Neil nodded. “Twelve and a half minutes before his card would’ve rolled over.”

“The Lord was lookin’ out for him.” The freckled sailor slipped a tiny gold chain from beneath his polo shirt, glancing at the attached cross like the White Rabbit consulting his pocket watch.

Neil winced. This wasn’t the first time he’d encountered a Jesus aficionado. As a rule, he didn’t mind them. Once at sea, they were usually diligent as hell, cleaning toilets and chipping rust without a whimper, but their agenda made him nervous. Often as not, the conversation got around to the precarious position of Neil’s immortal soul. On the Stella, for example, a Seventh Day Adventist had somberly advised Neil that he could spare himself “the trouble of Armageddon” by accepting Jesus then and there.

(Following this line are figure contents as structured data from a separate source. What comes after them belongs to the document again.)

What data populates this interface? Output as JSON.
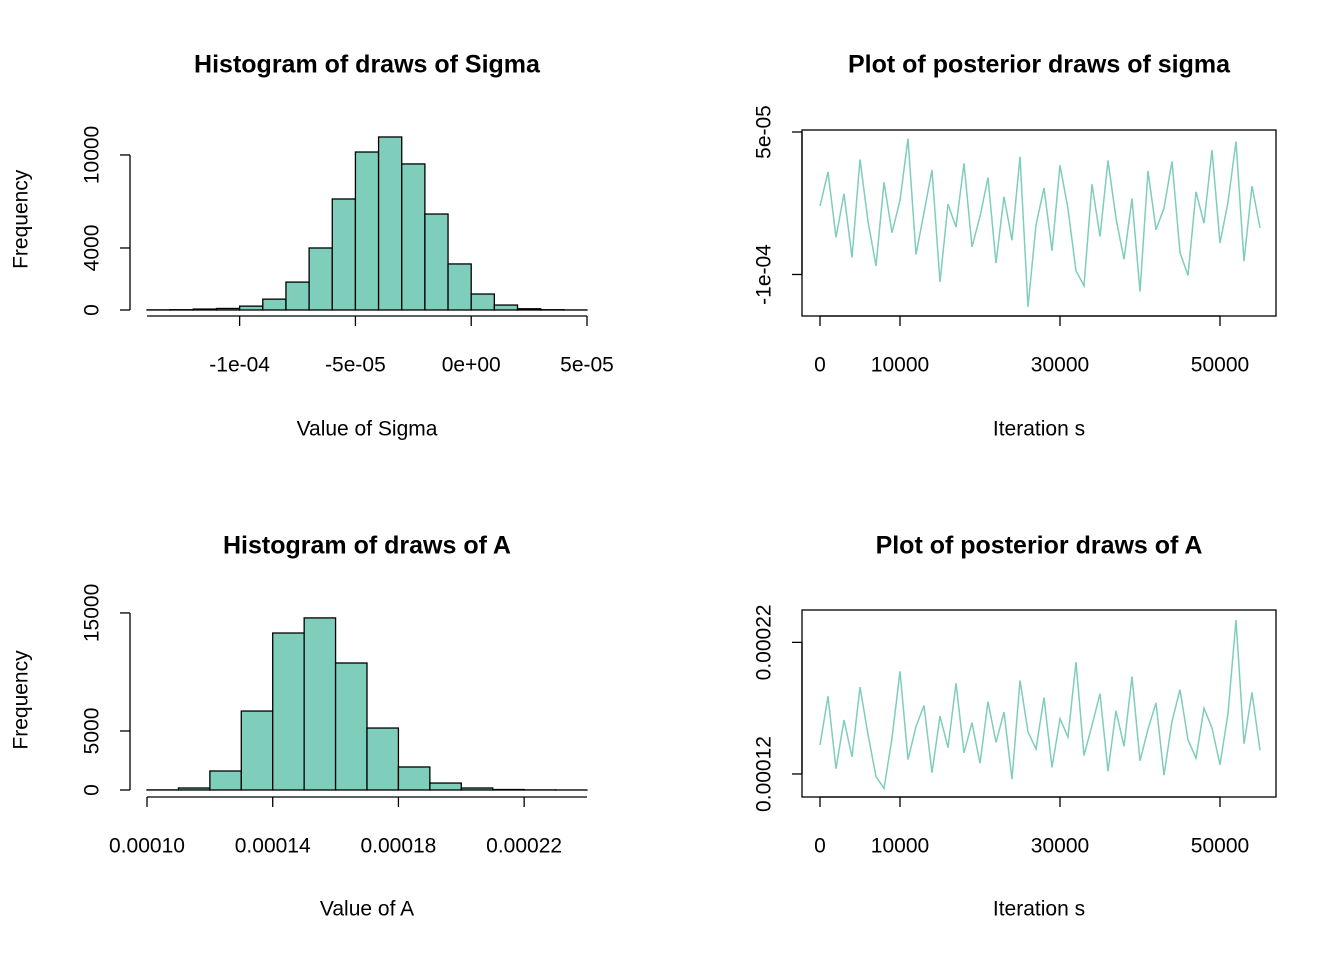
{
  "chart_data": [
    {
      "type": "histogram",
      "title": "Histogram of draws of Sigma",
      "xlabel": "Value of Sigma",
      "ylabel": "Frequency",
      "bins": [
        -0.00014,
        -0.00013,
        -0.00012,
        -0.00011,
        -0.0001,
        -9e-05,
        -8e-05,
        -7e-05,
        -6e-05,
        -5e-05,
        -4e-05,
        -3e-05,
        -2e-05,
        -1e-05,
        0,
        1e-05,
        2e-05,
        3e-05,
        4e-05,
        5e-05
      ],
      "values": [
        10,
        20,
        60,
        100,
        250,
        700,
        1800,
        4000,
        7160,
        10190,
        11160,
        9420,
        6190,
        2970,
        1030,
        320,
        80,
        20,
        5
      ],
      "color": "#7fcdbb",
      "xlim": [
        -0.00014,
        5e-05
      ],
      "ylim": [
        0,
        11700
      ],
      "xticks": [
        {
          "value": -0.0001,
          "label": "-1e-04"
        },
        {
          "value": -5e-05,
          "label": "-5e-05"
        },
        {
          "value": 0,
          "label": "0e+00"
        },
        {
          "value": 5e-05,
          "label": "5e-05"
        }
      ],
      "yticks": [
        0,
        4000,
        10000
      ]
    },
    {
      "type": "line",
      "title": "Plot of posterior draws of sigma",
      "xlabel": "Iteration s",
      "x": [
        0,
        1000,
        2000,
        3000,
        4000,
        5000,
        6000,
        7000,
        8000,
        9000,
        10000,
        11000,
        12000,
        13000,
        14000,
        15000,
        16000,
        17000,
        18000,
        19000,
        20000,
        21000,
        22000,
        23000,
        24000,
        25000,
        26000,
        27000,
        28000,
        29000,
        30000,
        31000,
        32000,
        33000,
        34000,
        35000,
        36000,
        37000,
        38000,
        39000,
        40000,
        41000,
        42000,
        43000,
        44000,
        45000,
        46000,
        47000,
        48000,
        49000,
        50000,
        51000,
        52000,
        53000,
        54000,
        55000
      ],
      "values": [
        -2.8e-05,
        8e-06,
        -6.1e-05,
        -1.5e-05,
        -8.2e-05,
        2.1e-05,
        -4.4e-05,
        -9.1e-05,
        -3e-06,
        -5.6e-05,
        -2.2e-05,
        4.3e-05,
        -7.9e-05,
        -3.5e-05,
        1e-05,
        -0.000108,
        -2.6e-05,
        -5e-05,
        1.7e-05,
        -7.1e-05,
        -3.9e-05,
        2e-06,
        -8.8e-05,
        -1.8e-05,
        -6.4e-05,
        2.4e-05,
        -0.000134,
        -4.8e-05,
        -9e-06,
        -7.5e-05,
        1.5e-05,
        -3.1e-05,
        -9.6e-05,
        -0.000112,
        -5e-06,
        -6e-05,
        2e-05,
        -4.1e-05,
        -8.4e-05,
        -2e-05,
        -0.000118,
        9e-06,
        -5.3e-05,
        -3e-05,
        1.9e-05,
        -7.7e-05,
        -0.000101,
        -1.3e-05,
        -4.6e-05,
        3.1e-05,
        -6.7e-05,
        -2.4e-05,
        4e-05,
        -8.6e-05,
        -7e-06,
        -5.1e-05
      ],
      "color": "#7fcdbb",
      "xlim": [
        -2250,
        57000
      ],
      "ylim": [
        -0.0001437,
        5.21e-05
      ],
      "xticks": [
        0,
        10000,
        30000,
        50000
      ],
      "yticks": [
        {
          "value": -0.0001,
          "label": "-1e-04"
        },
        {
          "value": 5e-05,
          "label": "5e-05"
        }
      ]
    },
    {
      "type": "histogram",
      "title": "Histogram of draws of A",
      "xlabel": "Value of A",
      "ylabel": "Frequency",
      "bins": [
        0.0001,
        0.00011,
        0.00012,
        0.00013,
        0.00014,
        0.00015,
        0.00016,
        0.00017,
        0.00018,
        0.00019,
        0.0002,
        0.00021,
        0.00022,
        0.00023,
        0.00024
      ],
      "values": [
        10,
        170,
        1610,
        6690,
        13300,
        14580,
        10760,
        5250,
        1950,
        590,
        170,
        40,
        10,
        3
      ],
      "color": "#7fcdbb",
      "xlim": [
        0.0001,
        0.00024
      ],
      "ylim": [
        0,
        15250
      ],
      "xticks": [
        {
          "value": 0.0001,
          "label": "0.00010"
        },
        {
          "value": 0.00014,
          "label": "0.00014"
        },
        {
          "value": 0.00018,
          "label": "0.00018"
        },
        {
          "value": 0.00022,
          "label": "0.00022"
        }
      ],
      "yticks": [
        0,
        5000,
        15000
      ]
    },
    {
      "type": "line",
      "title": "Plot of posterior draws of A",
      "xlabel": "Iteration s",
      "x": [
        0,
        1000,
        2000,
        3000,
        4000,
        5000,
        6000,
        7000,
        8000,
        9000,
        10000,
        11000,
        12000,
        13000,
        14000,
        15000,
        16000,
        17000,
        18000,
        19000,
        20000,
        21000,
        22000,
        23000,
        24000,
        25000,
        26000,
        27000,
        28000,
        29000,
        30000,
        31000,
        32000,
        33000,
        34000,
        35000,
        36000,
        37000,
        38000,
        39000,
        40000,
        41000,
        42000,
        43000,
        44000,
        45000,
        46000,
        47000,
        48000,
        49000,
        50000,
        51000,
        52000,
        53000,
        54000,
        55000
      ],
      "values": [
        0.000142,
        0.000179,
        0.000124,
        0.000161,
        0.000133,
        0.000186,
        0.00015,
        0.000118,
        0.000109,
        0.000147,
        0.000198,
        0.000131,
        0.000156,
        0.000172,
        0.000121,
        0.000164,
        0.00014,
        0.000189,
        0.000136,
        0.000159,
        0.000128,
        0.000175,
        0.000144,
        0.000167,
        0.000116,
        0.000191,
        0.000152,
        0.000139,
        0.000178,
        0.000125,
        0.000162,
        0.000148,
        0.000205,
        0.000134,
        0.000157,
        0.000181,
        0.000122,
        0.000168,
        0.000141,
        0.000194,
        0.00013,
        0.000154,
        0.000174,
        0.000119,
        0.00016,
        0.000184,
        0.000146,
        0.000132,
        0.00017,
        0.000155,
        0.000127,
        0.000166,
        0.000237,
        0.000143,
        0.000182,
        0.000138
      ],
      "color": "#7fcdbb",
      "xlim": [
        -2250,
        57000
      ],
      "ylim": [
        0.0001025,
        0.0002446
      ],
      "xticks": [
        0,
        10000,
        30000,
        50000
      ],
      "yticks": [
        {
          "value": 0.00012,
          "label": "0.00012"
        },
        {
          "value": 0.00022,
          "label": "0.00022"
        }
      ]
    }
  ]
}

“What’re you doin’ on the fire escape?”

“It’s cooler out here,” said the freckled sailor, unwrapping a package of Bazooka bubblegum. He scanned the comic strip and chortled, then popped the pink lozenge into his mouth. “I’m Neil Weisinger.”

“Leo Zook.”

Drawing his plastic Bugs Bunny lunch box from his seabag, Neil climbed through the window. He’d always been a great admirer of Bugs. The rabbit was a loner, and liked it. No friends. No family. Smart, resourceful, rejected by the outside world. There was something rather Jewish about Bugs Bunny.

“Hey, Leo, I saw three killer cards in the box, and none of ’em belongs to you.” The fire escape seemed no cooler than the hall, but the view was spectacular, a clear vista stretching all the way from midtown to the Statue of Liberty. “Why don’t you leave?”

“The Lord told me I’d be getting a ship today.” From the zippered compartment of his seabag, Zook retrieved a tattered booklet titled Close Encounters with Jesus Christ, the author being one Hyman Levkowitz. “You might find this interesting,” he said, pressing the tract into Neil’s palm. “It’s by a cantor who found salvation.”